I can’t commit to anything yet, but my spidey-sense is telling me that the crawler will be written in Perl with LWP. I suppose I could look at Ruby, too, but I already have my Camel book and have worked with LWP before. I haven’t tied Perl to a RDBMS, but I have done it with PHP and it must be similar. Perl can also do some limited recursion from what I understand, and if it can’t I may can use a database back-end to save the stacks of URLs.

I was ready to buy books at O’Reilly today (I chickened out of spending the money) and found a book on writing spiders. From the preview I surmised my crawler/spider must be registered. That means I have to go mainstream, doesn’t it?

And now after some more reading, I have discovered that this crawler can be used to build an index for special purposes. I can build my own search engine for this site, for example, and get much better results than I can searching the Google index for benrehberg.com. I have searched for things I know I wrote about, but never found them with Google. Building my own search engine and maintaining my own index of the site can prove useful if I keep writing about programming.

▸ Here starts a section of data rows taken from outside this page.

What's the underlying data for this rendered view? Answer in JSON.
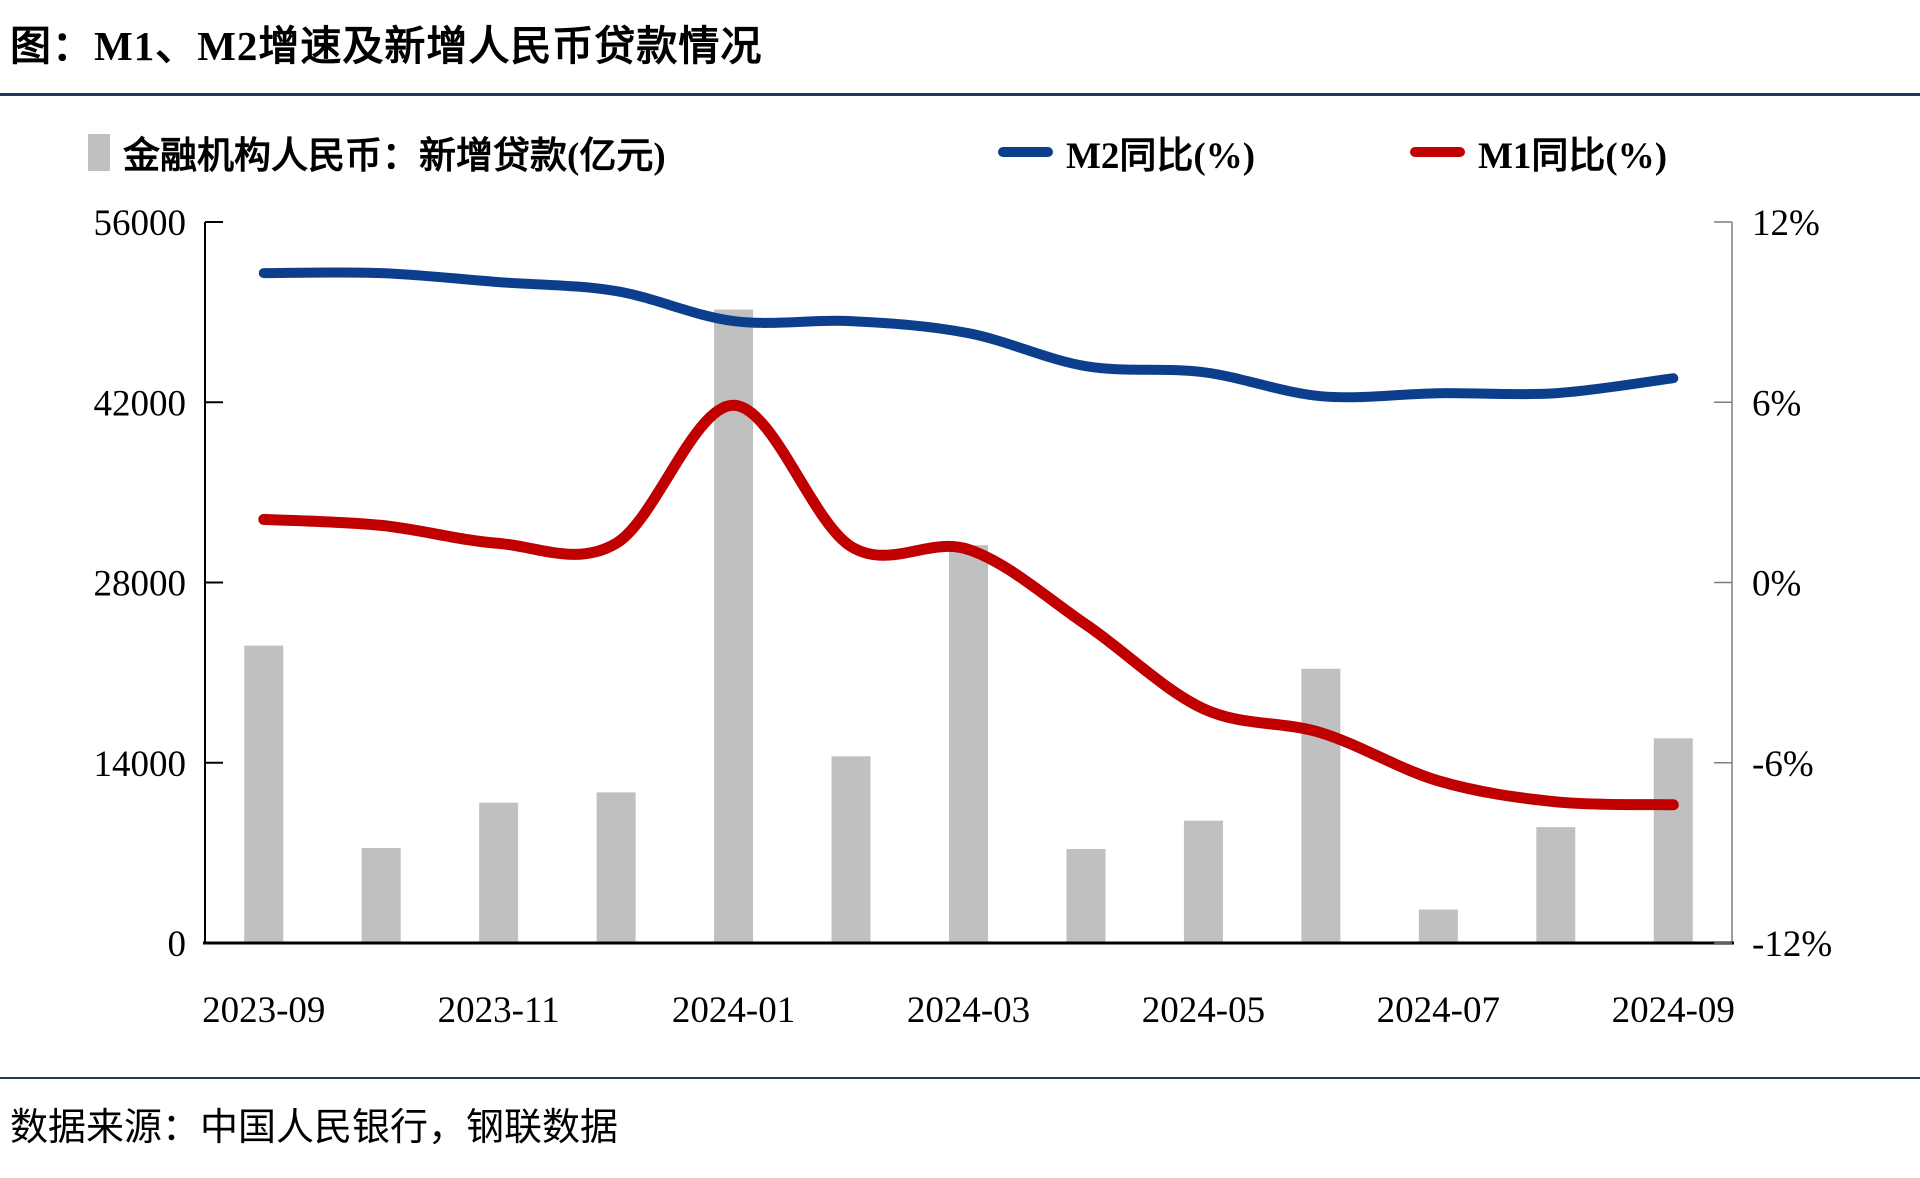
{
  "page": {
    "title": "图：M1、M2增速及新增人民币贷款情况",
    "source": "数据来源：中国人民银行，钢联数据",
    "colors": {
      "bar": "#C0C0C0",
      "m2_line": "#0C3E8D",
      "m1_line": "#C00000",
      "separator": "#1F3864",
      "left_axis": "#000000",
      "right_axis": "#7F7F7F",
      "text": "#000000"
    }
  },
  "chart_data": {
    "type": "bar+line combo",
    "title": "图：M1、M2增速及新增人民币贷款情况",
    "grid": false,
    "legend_position": "top",
    "categories": [
      "2023-09",
      "2023-10",
      "2023-11",
      "2023-12",
      "2024-01",
      "2024-02",
      "2024-03",
      "2024-04",
      "2024-05",
      "2024-06",
      "2024-07",
      "2024-08",
      "2024-09"
    ],
    "series": [
      {
        "name": "金融机构人民币：新增贷款(亿元)",
        "type": "bar",
        "axis": "left",
        "color": "#C0C0C0",
        "values": [
          23100,
          7384,
          10900,
          11700,
          49200,
          14500,
          30900,
          7300,
          9500,
          21300,
          2600,
          9000,
          15900
        ]
      },
      {
        "name": "M2同比(%)",
        "type": "line",
        "axis": "right",
        "color": "#0C3E8D",
        "values": [
          10.3,
          10.3,
          10.0,
          9.7,
          8.7,
          8.7,
          8.3,
          7.2,
          7.0,
          6.2,
          6.3,
          6.3,
          6.8
        ]
      },
      {
        "name": "M1同比(%)",
        "type": "line",
        "axis": "right",
        "color": "#C00000",
        "values": [
          2.1,
          1.9,
          1.3,
          1.3,
          5.9,
          1.2,
          1.1,
          -1.4,
          -4.2,
          -5.0,
          -6.6,
          -7.3,
          -7.4
        ]
      }
    ],
    "left_axis": {
      "min": 0,
      "max": 56000,
      "step": 14000,
      "ticks": [
        {
          "v": 0,
          "label": "0"
        },
        {
          "v": 14000,
          "label": "14000"
        },
        {
          "v": 28000,
          "label": "28000"
        },
        {
          "v": 42000,
          "label": "42000"
        },
        {
          "v": 56000,
          "label": "56000"
        }
      ]
    },
    "right_axis": {
      "min": -12,
      "max": 12,
      "step": 6,
      "ticks": [
        {
          "v": -12,
          "label": "-12%"
        },
        {
          "v": -6,
          "label": "-6%"
        },
        {
          "v": 0,
          "label": "0%"
        },
        {
          "v": 6,
          "label": "6%"
        },
        {
          "v": 12,
          "label": "12%"
        }
      ]
    },
    "x_ticks": [
      {
        "i": 0,
        "label": "2023-09"
      },
      {
        "i": 2,
        "label": "2023-11"
      },
      {
        "i": 4,
        "label": "2024-01"
      },
      {
        "i": 6,
        "label": "2024-03"
      },
      {
        "i": 8,
        "label": "2024-05"
      },
      {
        "i": 10,
        "label": "2024-07"
      },
      {
        "i": 12,
        "label": "2024-09"
      }
    ]
  }
}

Update: I have created a new label “Web Crawler” for all posts related to this project.

How to Write a Search Engine

It seems a bit strange using the world’s best search engine to find out how to build your own. Google is my first resource in this project, though Google itself provides nothing but the idea. There is a paper at Stanford by Larry and Sergey, and that basically is the starting point. That is Google’s only contribution so far aside from the many searches I will perform.

There are three main parts to the search engine: the crawler, which tirelessly captures data from the web, the database to hold everything, and the actual search engine – the queries that put the data together in a meaningful format for you.

I could write a search engine that actually crawls the web looking for my search criteria, but that is very VERY inefficient. Google (and many others) have solved this inefficiency by effectively downloading the Web (that’s right – as much of it as they can) to their computers so it can search it much faster and have it available in one place. They’ve done a whole lot more to increase efficiency and effectiveness of searches, but downloading the web was the first thing they did. It turns out they needed a lot of computers.

I’m going to start with two. I have three desktops that no one wants to buy, and I am really tired of looking at them. I will probably need more if I get this index working soon, but there will be software considerations to make too. You can’t fit the web on one computer, no matter how big. I will learn a lot.

I have always had an interest in distributed systems and cluster computing, so this will be fun. I have a lot to learn about distributed databases and algorithm analysis. But all that is later – I haven’t even really finished thinking out the preliminaries yet. So one development/crawling machine, and one database machine. After I figure out how to crawl the web, I will begin work on performing searches. If this project holds my interest long enough, I might publish statistics at 49times.com, so keep looking. I will be posting here if I come up with anything worth publishing. I’m going to try to journal my progress and decisions without publishing code, but I realize that I very well could lose interest in this. If I get started, I will likely enjoy it and keep going, but no one can say. If you have some confidence that I will continue, you can subscribe to this blog and get the updates. Beware, though, that you’ll get everything else I write too.

And I’m Spent…

It is working. After a long battle all day yesterday (and giving up on Apache), Ruby on Rails is running. The rest of my configuration is yet to be done (no database yet), but all in good time. Take nothing for granted: this is a very powerful server. Here are the specs (and yes, it is 2008):

Fedora Core 8
450MHz Pentium II

Should serve very well for the amount of traffic I expect at 49times.com.